If that wasn’t bad enough, the technology would also install spyware which would phone home to Sony and tell them what the user is listening to on their computer.

Even some that think copy protection is a necessary component to selling music thought these protections schemes went too far. Sony was litigated in multiple countries and, by 2007, the legal cases brought against the company were settled. Let’s just say Sony wasn’t exactly thrilled when this whole issue blew up at the time.


Fast-forward to today. Earlier this month, a user by the name GeoHot posted the root keys to Sony’s Playstation 3. Sony wasn’t happy about this because games not authorized by Sony can now theoretically be played – including home brew video games or pirated games.
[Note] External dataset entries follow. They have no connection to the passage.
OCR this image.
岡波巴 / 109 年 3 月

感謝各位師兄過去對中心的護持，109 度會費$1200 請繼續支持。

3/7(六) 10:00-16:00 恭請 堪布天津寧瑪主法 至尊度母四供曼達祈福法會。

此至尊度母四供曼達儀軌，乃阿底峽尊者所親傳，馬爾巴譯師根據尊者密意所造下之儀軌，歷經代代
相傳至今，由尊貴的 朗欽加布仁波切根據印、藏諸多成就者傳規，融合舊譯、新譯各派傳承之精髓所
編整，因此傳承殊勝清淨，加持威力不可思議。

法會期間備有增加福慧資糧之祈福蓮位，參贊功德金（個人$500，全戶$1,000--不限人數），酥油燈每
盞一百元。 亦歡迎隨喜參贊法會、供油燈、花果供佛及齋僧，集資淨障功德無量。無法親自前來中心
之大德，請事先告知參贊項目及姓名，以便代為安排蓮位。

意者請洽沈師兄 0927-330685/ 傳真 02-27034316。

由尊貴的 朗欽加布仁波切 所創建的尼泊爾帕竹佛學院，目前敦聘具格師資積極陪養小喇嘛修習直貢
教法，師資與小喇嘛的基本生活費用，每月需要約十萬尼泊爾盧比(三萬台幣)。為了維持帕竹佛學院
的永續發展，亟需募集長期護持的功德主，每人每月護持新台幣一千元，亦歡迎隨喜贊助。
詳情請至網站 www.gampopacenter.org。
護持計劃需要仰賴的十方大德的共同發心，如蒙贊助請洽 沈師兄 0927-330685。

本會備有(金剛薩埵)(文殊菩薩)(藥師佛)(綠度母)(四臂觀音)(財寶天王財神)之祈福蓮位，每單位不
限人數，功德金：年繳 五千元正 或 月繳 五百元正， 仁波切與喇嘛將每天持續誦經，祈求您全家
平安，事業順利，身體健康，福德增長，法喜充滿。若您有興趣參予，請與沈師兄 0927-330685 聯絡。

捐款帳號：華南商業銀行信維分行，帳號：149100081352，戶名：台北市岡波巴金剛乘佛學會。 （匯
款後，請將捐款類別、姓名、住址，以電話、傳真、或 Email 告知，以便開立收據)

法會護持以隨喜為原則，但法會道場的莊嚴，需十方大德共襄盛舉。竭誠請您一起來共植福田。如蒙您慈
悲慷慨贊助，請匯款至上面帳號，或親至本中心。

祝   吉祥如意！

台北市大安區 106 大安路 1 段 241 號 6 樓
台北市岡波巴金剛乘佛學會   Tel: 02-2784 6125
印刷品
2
Sony demanded that the tools used to find the keys be handed over but GeoHot confirmed that now that the keys are public, the “Cat [is] not going back in the bag”

At this point, there is little Sony can do, or is there? A report on CNet suggests that Sony has been distributing a new firmware update. Some people are reporting that this firmware update contains rootkit technology. The technology would spy on people’s PS3s and make sure gamers are playing authorized games. The report also suggests that Sony has yet to activate this code.

Legal Problems?

If these reports are true, this could spell more legal problems for Sony. The idea that software could be used to spy on gamers raises several legal privacy concerns. It’s unclear whether such technology would even be legal in the US. Canada, though, has much tougher privacy laws, so the chances of such technology being legal at this point is not guaranteed. In fact, privacy concerns were a big problem for Sony in Canada back when they were installing rootkit and spyware technology on music CDs.

It’s really quite stunning that Sony might even consider going down this road again. If Sony wants to attempt this, at the very least, I would think that they would go over privacy laws in every country to make sure they are not breaking any laws. Then again, Sony really only got a wrap on the wrist the last time they wound up pulling a similar stunt.